On April 13, J Street U students from the Bay Area held a public forum with Danny Grossman, the CEO of the S.F.-based Jewish Community Federation. We focused on our communal and political responsibility here at home and also in Israel, and specifically the Federation’s guidelines regarding who can receive its funding.
J Street U students have always admired the Federation for the important work it does. Some of us have personally benefited from its programs, which emphasize engagement within the Jewish community and provide support for vulnerable populations. Much of the Federation’s work within Israel is equally essential, given its extensive and impressive efforts to build a more equitable Israeli society.
As students who advocate on campuses and within our own communities for Israel’s future as a Jewish and democratic state, and thus against Israel’s undemocratic occupation of the West Bank, we strive to bring conversations to our community about the two-state solution, and to engage prominent Jewish communal leaders in those conversations. We know how important the Federation is in our community, and we see it as a partner.
It is with this in mind that we publicly discussed the Federation’s funding guidelines with Mr. Grossman. The guidelines state clearly that BDS-supporting organizations aren’t eligible for funding because they work to undermine Israel. And in at least one instance, Donor Advised Fund requests to Jewish Voice for Peace and American Friends Service Committee have been denied because those groups support boycott, divestment and sanctions. However, organizations from the political right that similarly undermine Israel’s Jewish and democratic future, or support bigotry, seem to be excluded from this framework.
As part of a campaign pursuing transparency within Jewish Federations across the United States, we discovered that the S.F.-based Federation allows funding, through Donor Advised Funds (DAF) and/or Supporting Foundation Grants (SFG), to several organizations that support extremism and bigotry in the United States and Israel. Unlike the donations to JVP and AFSC, these organizations still receive funding.
To be clear, we don’t think that the Federation necessarily believes that these organizations are good, or that we should support them. In fact, from our many conversations with Federation officials, we know them to be reasonable moderates who also want to see peace between Israelis and Palestinians, and have sensible policies take hold in the U.S. They have routinely expressed a desire to “hold the center” of our Jewish community, which is an aim we respect. We know that the Federation’s core funds follow this principle. Yet, according to the Federation website as of April 19, donors are currently able to direct their funds — through DAFs and SFGs — toward a number of troubling actors. While the current funding guidelines theoretically prohibit the funding of such organizations, they continue to receive this type of funding. And that speaks loudly.

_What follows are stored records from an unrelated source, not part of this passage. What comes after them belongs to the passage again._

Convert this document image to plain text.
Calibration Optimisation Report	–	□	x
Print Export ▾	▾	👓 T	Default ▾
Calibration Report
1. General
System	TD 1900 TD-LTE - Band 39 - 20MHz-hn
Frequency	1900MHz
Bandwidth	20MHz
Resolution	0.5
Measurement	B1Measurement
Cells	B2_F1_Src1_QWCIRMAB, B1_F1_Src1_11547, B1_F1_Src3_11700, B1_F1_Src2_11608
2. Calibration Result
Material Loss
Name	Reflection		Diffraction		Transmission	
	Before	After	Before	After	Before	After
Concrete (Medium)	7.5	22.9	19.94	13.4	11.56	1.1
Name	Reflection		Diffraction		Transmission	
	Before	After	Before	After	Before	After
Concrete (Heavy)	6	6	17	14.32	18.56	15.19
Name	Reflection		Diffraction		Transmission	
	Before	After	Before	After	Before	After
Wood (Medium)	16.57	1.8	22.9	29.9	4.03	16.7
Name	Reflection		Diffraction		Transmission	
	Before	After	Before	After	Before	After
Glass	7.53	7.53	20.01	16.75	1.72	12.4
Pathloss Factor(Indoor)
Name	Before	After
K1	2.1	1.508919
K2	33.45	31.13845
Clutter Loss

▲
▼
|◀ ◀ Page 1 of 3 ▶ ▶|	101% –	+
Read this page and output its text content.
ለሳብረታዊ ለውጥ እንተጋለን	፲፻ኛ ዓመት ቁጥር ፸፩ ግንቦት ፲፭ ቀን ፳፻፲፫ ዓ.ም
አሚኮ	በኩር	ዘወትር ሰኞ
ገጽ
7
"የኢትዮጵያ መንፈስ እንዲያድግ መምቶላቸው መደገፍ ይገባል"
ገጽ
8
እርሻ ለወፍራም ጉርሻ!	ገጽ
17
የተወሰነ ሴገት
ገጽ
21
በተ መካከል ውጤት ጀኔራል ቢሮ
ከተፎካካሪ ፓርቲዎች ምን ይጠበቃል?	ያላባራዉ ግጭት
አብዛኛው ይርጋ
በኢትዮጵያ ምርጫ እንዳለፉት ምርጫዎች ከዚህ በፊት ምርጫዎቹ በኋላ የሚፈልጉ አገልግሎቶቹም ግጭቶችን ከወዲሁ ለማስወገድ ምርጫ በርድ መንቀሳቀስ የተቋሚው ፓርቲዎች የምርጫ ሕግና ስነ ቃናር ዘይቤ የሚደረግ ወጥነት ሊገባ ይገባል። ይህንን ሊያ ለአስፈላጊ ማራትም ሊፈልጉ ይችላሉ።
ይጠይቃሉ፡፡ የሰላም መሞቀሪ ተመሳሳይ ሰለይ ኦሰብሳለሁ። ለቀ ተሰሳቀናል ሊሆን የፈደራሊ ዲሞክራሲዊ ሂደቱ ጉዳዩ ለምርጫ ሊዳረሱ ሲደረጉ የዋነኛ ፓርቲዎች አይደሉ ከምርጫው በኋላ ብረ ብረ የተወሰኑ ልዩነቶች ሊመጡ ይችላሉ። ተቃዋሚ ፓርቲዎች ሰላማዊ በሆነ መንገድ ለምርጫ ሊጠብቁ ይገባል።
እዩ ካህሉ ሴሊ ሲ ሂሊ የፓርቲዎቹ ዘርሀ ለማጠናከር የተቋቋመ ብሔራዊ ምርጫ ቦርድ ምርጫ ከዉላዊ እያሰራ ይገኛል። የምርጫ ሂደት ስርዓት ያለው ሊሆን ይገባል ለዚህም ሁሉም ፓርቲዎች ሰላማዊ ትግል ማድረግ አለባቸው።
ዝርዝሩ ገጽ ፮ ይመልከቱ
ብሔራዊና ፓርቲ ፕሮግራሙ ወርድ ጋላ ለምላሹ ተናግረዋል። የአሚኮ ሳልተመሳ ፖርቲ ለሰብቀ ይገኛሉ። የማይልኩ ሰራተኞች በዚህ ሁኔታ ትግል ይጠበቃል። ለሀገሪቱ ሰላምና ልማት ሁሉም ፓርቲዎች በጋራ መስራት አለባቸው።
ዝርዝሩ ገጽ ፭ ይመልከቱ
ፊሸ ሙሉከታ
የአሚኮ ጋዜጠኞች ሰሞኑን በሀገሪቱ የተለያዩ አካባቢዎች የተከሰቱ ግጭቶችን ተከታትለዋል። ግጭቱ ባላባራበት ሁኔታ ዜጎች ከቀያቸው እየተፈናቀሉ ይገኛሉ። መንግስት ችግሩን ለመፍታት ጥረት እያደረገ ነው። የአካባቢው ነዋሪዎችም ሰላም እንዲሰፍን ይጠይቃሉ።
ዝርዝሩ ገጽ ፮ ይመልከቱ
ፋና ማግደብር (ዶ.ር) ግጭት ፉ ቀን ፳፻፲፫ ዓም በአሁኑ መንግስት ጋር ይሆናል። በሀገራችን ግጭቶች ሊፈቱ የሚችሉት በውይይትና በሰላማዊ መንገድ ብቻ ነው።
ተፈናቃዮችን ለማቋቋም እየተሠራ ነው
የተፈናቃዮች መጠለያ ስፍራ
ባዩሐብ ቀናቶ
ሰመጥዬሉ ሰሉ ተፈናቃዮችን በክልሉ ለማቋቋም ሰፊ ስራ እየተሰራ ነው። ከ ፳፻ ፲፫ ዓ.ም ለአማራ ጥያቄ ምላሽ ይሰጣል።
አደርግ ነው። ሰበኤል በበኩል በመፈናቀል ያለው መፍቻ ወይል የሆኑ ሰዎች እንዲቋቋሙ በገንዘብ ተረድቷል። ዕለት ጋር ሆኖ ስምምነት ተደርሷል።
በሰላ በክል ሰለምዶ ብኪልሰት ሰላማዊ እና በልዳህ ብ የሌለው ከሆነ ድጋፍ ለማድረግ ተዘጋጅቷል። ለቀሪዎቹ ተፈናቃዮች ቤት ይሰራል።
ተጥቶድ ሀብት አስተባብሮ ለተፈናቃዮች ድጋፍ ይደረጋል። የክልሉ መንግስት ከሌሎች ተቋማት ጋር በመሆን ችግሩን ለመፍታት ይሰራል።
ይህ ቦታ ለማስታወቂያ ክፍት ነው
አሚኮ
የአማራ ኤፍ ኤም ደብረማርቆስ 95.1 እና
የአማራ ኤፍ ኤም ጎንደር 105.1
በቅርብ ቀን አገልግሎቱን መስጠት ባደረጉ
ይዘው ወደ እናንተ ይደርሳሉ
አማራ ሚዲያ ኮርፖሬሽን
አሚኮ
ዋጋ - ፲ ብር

Some of these organizations, including the Center for Security Policy, the David Horowitz Freedom Center and the Middle East Forum, are well known for blatant Islamophobia. In one case, Daniel Pipes, the founder of the Middle East Forum, described Muslim immigrants as “brown-skinned peoples cooking strange foods and not exactly maintaining Germanic standards of hygiene.” In addition, the Anti-Defamation League has profiled Frank Gaffney, the founder of the Center for Security Policy, as a key proponent of anti-Muslim rhetoric.
Most recently, conspiracy theories perpetuated by these organizations and their founders have dangerously infiltrated the highest levels of our government. Donald Trump has used false statistics from the Center for Security Policy to back his anti-Muslim policies. Steve Bannon and Jeff Sessions have all been affiliated with the organization in some way. Our community must join together in rejecting organizations like these, which threaten the safety of our Muslim neighbors, and the integrity of our democracy.
Additional organizations, like the One Israel Fund and Friends of Ir David, are active supporters of political extremism and settlement expansion in the West Bank. The One Israel Fund serves as a funding funnel for a host of other settler organizations, including extremist organizations like Im Tirzu and Regavim. Friends of Ir David gathers financial support for the City of David, whose profits fund Elad, an organization whose work to “Judaize” East Jerusalem has displaced numerous Palestinians from their homes. These efforts actively create barriers to a two-state solution by aiming to prevent the creation of a Palestinian capital in East Jerusalem and a contiguous future state of Palestine. Just as we are obligated to demand an end to hatred and extremism in the United States, we must also speak out against such dynamics in Israel and the West Bank.
In our panel, we spoke frankly with Mr. Grossman about these obligations. In response, the Federation has committed to assessing its funding guidelines, with our recommendations in mind. The Federation also committed to considering J Street U students as key stakeholders in a review process. In doing so, Mr. Grossman demonstrated leadership that ought to be celebrated. However, substantive changes must follow this conversation.
In examining the funding guidelines, the Federation has a larger choice to make: Will it risk abetting these troubling organizations with an implicit stamp of approval? Or will it choose to firmly speak out against hatred and bigotry, and truly hold the center of our community, by changing its policies?
We know that as leaders within our community, we all need to continue to stand firm against political extremism and hatred. We will continue to lead, and we are excited to do so in continuing collaboration with the Federation.